Source · Select Committees · Women and Equalities Committee

Recommendation 16

16 Paragraph: 116

We welcome Ofcom’s role in regulating online harms and Parliament’s role in identifying harms.

Recommendation
We welcome Ofcom’s role in regulating online harms and Parliament’s role in identifying harms. We recommend that the Government work closely with the UKRI and Ofcom to ensure that online harms legislation sufficiently encompasses protections from harms caused by body image pressures. We also ask that the Government engages with social media companies on developing innovative solutions to protect users from body image harms encountered online, and that Ofcom works with groups at high risk of developing poor body image to ensure the new regulatory system works for them. We ask that the Government takes this recommendation into account in advance of the Online Harms Bill passing into law.
Paragraph Reference: 116
Government Response Not Addressed
HM Government Not Addressed
The legislation will define the harmful content and activity covered by the regime. This includes illegal content and activity, legal but harmful content and activity for children, and legal but harmful content and activity for adults. The government will set out in secondary legislation the priority categories of criminal offences, legal but harmful content to children, and legal but harmful content for adults, that companies must take action on. We will be working with stakeholders and parliamentarians on identifying priority harms, and they will be subject to the usual secondary legislation processes. The regulator will have a duty to advise on categories of harm to children and categories of content and activity which is legal but harmful to adults, and will want to draw on evidence and stakeholder views. Ofcom will have a statutory duty to establish mechanisms for user advocacy. This will ensure Ofcom understands the experiences of users and is able to detect and address issues early on. We would also expect these mechanisms to pay regard to the experiences of people with intersecting characteristics online. In response to your comments regarding Ofcom working with groups at high risk of developing poor body image, the Government would like to highlight their ‘Making Sense of Media’32 programme of work. This programme looks to improve the online skills, knowledge and understanding of UK adults and children. Ofcom works closely with their advisory panel, which is made up of relevant stakeholders, to understand their ongoing workstreams.

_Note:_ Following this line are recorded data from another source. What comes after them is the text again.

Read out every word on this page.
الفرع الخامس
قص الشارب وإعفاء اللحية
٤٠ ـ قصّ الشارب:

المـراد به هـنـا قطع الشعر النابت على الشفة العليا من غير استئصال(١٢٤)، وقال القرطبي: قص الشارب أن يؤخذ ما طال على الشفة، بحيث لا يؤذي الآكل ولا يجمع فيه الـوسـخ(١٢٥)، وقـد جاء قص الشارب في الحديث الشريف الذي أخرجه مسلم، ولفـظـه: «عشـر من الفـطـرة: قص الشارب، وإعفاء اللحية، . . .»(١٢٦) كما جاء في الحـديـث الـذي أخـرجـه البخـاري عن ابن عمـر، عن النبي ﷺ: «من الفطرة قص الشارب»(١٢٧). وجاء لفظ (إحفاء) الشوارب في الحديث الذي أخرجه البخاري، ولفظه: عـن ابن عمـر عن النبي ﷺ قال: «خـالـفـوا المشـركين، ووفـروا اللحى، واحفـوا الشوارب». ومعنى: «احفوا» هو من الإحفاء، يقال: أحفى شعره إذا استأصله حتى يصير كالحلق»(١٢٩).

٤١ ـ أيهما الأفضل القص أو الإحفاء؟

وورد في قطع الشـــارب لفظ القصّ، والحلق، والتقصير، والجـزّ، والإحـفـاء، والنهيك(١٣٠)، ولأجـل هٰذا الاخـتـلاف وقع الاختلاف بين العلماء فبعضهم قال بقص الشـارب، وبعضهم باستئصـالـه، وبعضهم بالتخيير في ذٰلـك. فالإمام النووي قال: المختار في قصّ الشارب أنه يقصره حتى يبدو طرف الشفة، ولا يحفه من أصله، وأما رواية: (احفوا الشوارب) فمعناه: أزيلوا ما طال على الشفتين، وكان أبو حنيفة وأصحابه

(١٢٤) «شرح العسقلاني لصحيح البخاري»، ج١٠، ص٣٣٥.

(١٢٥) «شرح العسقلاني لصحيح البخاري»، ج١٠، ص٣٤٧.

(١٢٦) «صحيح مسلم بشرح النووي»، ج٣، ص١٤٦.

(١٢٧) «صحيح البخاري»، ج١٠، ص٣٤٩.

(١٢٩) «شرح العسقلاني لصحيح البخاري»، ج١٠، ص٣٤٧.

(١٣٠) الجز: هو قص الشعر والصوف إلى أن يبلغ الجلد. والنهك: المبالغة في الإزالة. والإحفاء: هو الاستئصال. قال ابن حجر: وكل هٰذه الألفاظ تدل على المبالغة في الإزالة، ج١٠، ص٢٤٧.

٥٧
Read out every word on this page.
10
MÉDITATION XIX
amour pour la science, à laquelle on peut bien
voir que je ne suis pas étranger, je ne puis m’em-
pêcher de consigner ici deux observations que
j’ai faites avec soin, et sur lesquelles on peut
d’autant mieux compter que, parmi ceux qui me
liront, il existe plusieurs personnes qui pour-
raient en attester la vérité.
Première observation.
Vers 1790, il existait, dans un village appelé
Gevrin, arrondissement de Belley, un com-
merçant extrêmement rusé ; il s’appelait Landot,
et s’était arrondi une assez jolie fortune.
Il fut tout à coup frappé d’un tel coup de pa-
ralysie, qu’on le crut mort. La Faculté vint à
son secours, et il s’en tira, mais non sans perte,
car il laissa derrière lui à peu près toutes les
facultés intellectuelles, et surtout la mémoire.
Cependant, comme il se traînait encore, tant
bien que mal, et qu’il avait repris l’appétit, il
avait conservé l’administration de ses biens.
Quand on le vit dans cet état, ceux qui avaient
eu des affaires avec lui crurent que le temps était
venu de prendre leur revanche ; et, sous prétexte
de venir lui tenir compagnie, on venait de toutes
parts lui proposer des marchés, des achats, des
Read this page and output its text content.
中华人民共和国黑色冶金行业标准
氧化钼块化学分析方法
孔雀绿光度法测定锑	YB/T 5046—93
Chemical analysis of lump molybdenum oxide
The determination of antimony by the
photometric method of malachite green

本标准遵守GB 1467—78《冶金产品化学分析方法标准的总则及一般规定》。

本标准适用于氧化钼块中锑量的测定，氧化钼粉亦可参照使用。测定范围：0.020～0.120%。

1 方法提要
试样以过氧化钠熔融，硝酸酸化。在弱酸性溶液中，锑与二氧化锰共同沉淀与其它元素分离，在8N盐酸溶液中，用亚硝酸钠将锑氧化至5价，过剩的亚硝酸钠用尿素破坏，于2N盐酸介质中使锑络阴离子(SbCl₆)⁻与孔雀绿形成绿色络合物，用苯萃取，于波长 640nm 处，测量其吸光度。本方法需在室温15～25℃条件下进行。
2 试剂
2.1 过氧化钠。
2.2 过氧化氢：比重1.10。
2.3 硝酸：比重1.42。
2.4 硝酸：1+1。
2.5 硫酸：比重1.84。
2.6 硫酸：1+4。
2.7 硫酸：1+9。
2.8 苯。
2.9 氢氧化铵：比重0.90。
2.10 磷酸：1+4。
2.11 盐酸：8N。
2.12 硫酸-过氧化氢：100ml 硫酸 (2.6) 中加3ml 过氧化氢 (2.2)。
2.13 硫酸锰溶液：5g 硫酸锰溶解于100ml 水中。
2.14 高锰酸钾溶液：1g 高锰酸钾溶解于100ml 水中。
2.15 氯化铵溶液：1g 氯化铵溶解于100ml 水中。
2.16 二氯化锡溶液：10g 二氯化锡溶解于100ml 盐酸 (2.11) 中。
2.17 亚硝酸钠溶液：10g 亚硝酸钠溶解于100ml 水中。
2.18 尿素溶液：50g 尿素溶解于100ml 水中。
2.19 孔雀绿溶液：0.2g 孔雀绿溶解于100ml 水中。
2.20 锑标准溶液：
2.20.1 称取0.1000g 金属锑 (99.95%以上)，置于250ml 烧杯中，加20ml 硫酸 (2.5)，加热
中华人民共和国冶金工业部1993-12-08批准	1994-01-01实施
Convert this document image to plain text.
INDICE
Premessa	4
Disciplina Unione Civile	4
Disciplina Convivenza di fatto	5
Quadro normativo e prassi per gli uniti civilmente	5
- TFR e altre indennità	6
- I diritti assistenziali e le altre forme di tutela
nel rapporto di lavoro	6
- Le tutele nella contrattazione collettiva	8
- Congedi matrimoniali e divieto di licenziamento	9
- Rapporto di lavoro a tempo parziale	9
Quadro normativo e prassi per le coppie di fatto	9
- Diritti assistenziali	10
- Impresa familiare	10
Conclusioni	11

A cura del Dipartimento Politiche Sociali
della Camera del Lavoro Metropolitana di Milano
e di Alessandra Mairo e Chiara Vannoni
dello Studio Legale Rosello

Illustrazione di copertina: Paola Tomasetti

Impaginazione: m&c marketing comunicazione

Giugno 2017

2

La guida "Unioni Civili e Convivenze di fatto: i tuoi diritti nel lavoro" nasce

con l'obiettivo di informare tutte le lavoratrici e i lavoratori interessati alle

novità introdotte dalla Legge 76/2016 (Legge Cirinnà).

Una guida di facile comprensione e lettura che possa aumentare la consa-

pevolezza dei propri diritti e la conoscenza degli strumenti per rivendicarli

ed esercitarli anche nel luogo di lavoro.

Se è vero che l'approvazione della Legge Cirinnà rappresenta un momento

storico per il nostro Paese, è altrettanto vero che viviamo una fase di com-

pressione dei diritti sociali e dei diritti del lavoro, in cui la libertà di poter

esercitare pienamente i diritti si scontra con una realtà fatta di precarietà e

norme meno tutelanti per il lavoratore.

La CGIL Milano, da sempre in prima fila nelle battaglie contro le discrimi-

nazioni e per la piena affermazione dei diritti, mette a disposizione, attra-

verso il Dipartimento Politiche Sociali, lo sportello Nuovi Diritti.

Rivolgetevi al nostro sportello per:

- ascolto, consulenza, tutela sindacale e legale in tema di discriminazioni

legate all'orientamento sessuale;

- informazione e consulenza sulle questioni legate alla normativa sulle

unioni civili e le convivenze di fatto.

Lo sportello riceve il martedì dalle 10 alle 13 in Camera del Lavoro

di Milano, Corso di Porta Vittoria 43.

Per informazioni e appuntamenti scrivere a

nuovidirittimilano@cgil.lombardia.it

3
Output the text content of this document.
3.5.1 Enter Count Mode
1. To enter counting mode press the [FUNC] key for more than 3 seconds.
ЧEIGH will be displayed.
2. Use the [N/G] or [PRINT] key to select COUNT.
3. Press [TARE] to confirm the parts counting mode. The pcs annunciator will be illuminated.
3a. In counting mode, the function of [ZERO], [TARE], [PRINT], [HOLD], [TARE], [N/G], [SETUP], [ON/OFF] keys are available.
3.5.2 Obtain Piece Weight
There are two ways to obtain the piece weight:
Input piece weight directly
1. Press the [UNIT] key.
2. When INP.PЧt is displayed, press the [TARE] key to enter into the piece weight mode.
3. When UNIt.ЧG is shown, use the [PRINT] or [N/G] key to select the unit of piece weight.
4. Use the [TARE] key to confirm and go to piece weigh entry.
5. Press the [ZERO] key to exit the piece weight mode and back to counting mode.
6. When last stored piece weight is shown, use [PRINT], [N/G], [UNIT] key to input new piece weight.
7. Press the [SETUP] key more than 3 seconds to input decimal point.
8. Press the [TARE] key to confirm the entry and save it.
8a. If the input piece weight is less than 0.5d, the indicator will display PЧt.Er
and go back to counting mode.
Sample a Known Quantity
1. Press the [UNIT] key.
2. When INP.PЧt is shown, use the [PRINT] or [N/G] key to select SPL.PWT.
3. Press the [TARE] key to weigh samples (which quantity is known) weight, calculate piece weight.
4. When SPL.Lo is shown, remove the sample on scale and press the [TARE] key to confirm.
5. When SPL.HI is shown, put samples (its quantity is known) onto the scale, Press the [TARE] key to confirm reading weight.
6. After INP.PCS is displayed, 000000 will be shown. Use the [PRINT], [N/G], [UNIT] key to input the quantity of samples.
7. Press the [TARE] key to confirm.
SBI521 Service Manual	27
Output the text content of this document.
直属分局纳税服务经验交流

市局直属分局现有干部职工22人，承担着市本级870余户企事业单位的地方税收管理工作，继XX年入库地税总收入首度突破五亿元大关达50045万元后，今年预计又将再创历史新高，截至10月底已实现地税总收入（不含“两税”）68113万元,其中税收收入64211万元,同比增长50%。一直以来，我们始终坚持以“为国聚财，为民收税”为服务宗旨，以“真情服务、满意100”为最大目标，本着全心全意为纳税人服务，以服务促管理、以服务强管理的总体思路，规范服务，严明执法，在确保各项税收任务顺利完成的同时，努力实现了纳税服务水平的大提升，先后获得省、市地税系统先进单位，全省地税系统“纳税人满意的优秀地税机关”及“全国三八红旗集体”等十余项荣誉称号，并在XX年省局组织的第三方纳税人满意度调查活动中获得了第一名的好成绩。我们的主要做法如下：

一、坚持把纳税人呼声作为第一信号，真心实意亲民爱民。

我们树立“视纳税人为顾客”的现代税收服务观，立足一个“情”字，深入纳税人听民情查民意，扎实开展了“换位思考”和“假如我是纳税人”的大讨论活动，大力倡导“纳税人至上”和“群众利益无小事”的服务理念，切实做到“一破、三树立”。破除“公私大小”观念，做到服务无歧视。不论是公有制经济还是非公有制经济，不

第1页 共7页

Current members of their advisory panel, which sits alongside the wider programme of work, includes (but is not limited to) representation from Google, UNESCO, Facebook and the BBC. The aims of this programme, which looks to improve the online media literacy of UK adults and children, includes facilitating media literacy discussion, collaboration and activity across the UK, including particular support for media literacy activities in underrepresented communities and vulnerable groups. The Government is engaging with Ofcom on this work and we will build momentum here when the Online Advertising Programme consults later this year to ensure that regulatory system considerations take into account the views and needs of those at high risk of developing poor body image.